SMA Paviliun Emas, merupakan SMA kebanggaan dari keturunan keluarga Irene Mui. Sekaligus, Irene merupakan alumni sana. Sekolah dengan dedikasi tinggi serta ketaatan penuh, kemungkinan besar akan bisa merubah sifat anaknya. Tapi, mana mungkin Chen Mo langsung menyetujui hal itu.
"Mungkin di sana bisa merubah bagaimana Leung bersikap, namun yang tidak kamu pikirkan adalah bagaimana jika Leung tidak cocok di sana? Ini bukan perihal merubah sifatnya, tapi juga perihal di mana dia merasa nyaman." Tulis Chen Mo. Ditarik lagi kertas tersebut, Irene mulai menulis kembali.
"Jika dirimu tidak menyetujuinya, maka biarlah aku yang membawanya seorang diri." Irene benar-benar marah, bahkan kali ini dia tidak menganggap pernyataan Chen Mo.
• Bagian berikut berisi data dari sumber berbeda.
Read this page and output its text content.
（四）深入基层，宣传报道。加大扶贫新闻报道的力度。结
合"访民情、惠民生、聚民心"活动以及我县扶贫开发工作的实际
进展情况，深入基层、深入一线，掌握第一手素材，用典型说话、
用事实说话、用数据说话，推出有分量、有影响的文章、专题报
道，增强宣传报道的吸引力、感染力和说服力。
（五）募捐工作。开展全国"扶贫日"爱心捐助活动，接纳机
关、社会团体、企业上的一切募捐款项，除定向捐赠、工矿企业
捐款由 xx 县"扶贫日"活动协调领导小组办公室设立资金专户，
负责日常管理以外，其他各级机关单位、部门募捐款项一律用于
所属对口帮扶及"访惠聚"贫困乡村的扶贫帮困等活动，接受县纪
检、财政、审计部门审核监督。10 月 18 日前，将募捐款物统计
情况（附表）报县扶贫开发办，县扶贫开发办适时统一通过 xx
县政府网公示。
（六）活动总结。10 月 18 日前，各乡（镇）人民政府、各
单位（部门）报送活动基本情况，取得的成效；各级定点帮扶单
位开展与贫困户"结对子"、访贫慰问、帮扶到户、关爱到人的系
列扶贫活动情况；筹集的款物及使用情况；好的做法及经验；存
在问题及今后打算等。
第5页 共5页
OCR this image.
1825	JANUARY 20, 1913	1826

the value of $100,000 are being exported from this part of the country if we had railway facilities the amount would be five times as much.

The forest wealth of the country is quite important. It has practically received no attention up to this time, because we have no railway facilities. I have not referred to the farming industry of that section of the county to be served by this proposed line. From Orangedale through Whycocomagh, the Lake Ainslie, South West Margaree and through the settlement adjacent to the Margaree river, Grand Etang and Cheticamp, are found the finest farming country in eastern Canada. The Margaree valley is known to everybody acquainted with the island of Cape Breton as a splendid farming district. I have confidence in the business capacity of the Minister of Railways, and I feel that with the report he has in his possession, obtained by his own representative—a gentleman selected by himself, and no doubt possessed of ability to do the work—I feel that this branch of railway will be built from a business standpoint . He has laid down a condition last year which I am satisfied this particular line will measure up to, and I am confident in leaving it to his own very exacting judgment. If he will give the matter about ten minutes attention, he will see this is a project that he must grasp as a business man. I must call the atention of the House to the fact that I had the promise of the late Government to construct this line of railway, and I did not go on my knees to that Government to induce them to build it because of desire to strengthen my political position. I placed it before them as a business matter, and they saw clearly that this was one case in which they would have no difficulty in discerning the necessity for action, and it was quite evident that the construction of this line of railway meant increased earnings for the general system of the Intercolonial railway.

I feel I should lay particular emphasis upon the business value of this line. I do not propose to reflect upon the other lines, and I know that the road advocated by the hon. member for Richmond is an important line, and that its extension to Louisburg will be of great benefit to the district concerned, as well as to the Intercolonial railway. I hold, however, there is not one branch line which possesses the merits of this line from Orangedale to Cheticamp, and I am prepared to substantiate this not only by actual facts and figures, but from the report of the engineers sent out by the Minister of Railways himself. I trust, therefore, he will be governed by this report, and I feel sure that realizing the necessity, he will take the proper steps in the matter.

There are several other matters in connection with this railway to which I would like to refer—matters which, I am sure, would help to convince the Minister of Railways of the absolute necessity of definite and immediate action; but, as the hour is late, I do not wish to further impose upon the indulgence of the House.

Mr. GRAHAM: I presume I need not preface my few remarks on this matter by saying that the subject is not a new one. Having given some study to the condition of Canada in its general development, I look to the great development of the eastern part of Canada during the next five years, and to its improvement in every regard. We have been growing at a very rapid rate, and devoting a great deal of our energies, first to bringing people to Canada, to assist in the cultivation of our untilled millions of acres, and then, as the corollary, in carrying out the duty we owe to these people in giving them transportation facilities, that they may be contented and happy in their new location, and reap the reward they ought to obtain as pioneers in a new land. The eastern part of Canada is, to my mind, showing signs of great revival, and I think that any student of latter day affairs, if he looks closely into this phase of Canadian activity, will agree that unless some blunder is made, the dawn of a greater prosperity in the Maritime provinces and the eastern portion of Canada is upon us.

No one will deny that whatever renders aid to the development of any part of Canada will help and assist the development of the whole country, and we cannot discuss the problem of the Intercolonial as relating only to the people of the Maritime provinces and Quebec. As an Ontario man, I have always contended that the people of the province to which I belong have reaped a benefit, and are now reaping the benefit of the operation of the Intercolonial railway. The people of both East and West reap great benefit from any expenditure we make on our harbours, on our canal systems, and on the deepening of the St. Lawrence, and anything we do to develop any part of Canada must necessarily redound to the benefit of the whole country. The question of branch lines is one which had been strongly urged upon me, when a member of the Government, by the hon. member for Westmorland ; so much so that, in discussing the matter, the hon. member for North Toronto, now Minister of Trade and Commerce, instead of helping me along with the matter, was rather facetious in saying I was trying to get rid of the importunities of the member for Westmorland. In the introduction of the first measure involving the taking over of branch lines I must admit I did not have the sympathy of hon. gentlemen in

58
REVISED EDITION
"Baiklah, besok kita akan ke rumah ayahmu untuk membicarakan hal ini." Balas Chen Mo.
Keesokan hari di mana waktu anak-anak bersekolah, Chen Mo dan Irene pergi ke rumah ayahnya itu, Chung Mui. Sudah lama mereka tidak berkunjung, namun mereka tidaklah membawa Chen Leung dan Chen Lili yang membuat ibu sedikit merasa kecewa. Karena ini genting bagi Irene, jadi mau tidak mau.
Chen Mo, Irene, ayah, dan ibu duduk melingkar di ruang tengah atau keluarga. Diceritakan apa yang terjadi dan apa yang diinginkan oleh Irene. Ibu menatap ke arah ayah, "Jadi seperti itu, kedatangan Irene dan Chen Mo untuk membicarakan hal ini." Chung Mui tersenyum.
Ibu menulis di selembar kertas menggunakan bolpoin, "Percaya atau tidak, tapi Chen Leung telah mewarisi tekad dan kekuatan ayahmu." Chen Mo dan Irene sama-sama menatapi ibu lamat-lamat. Kemudian dituliskannya kembali beberapa saat, "Anak kalian mewarisi darah keturunan Mui. Keluarga kita. Ayahmu tidak pernah bercerita mengenai hal itu karena hanya dia satu-satunya yang tidak memiliki keturunan laki-laki. Setelah sekian tahun lamanya, dia mulai menyerah terhadap apa yang seharusnya diwariskan, dan mulai fokus hanya untuk membesarkanmu, Irene. Namun, hal itu justru menurun kepada anakmu, Lin Chen Leung Mui."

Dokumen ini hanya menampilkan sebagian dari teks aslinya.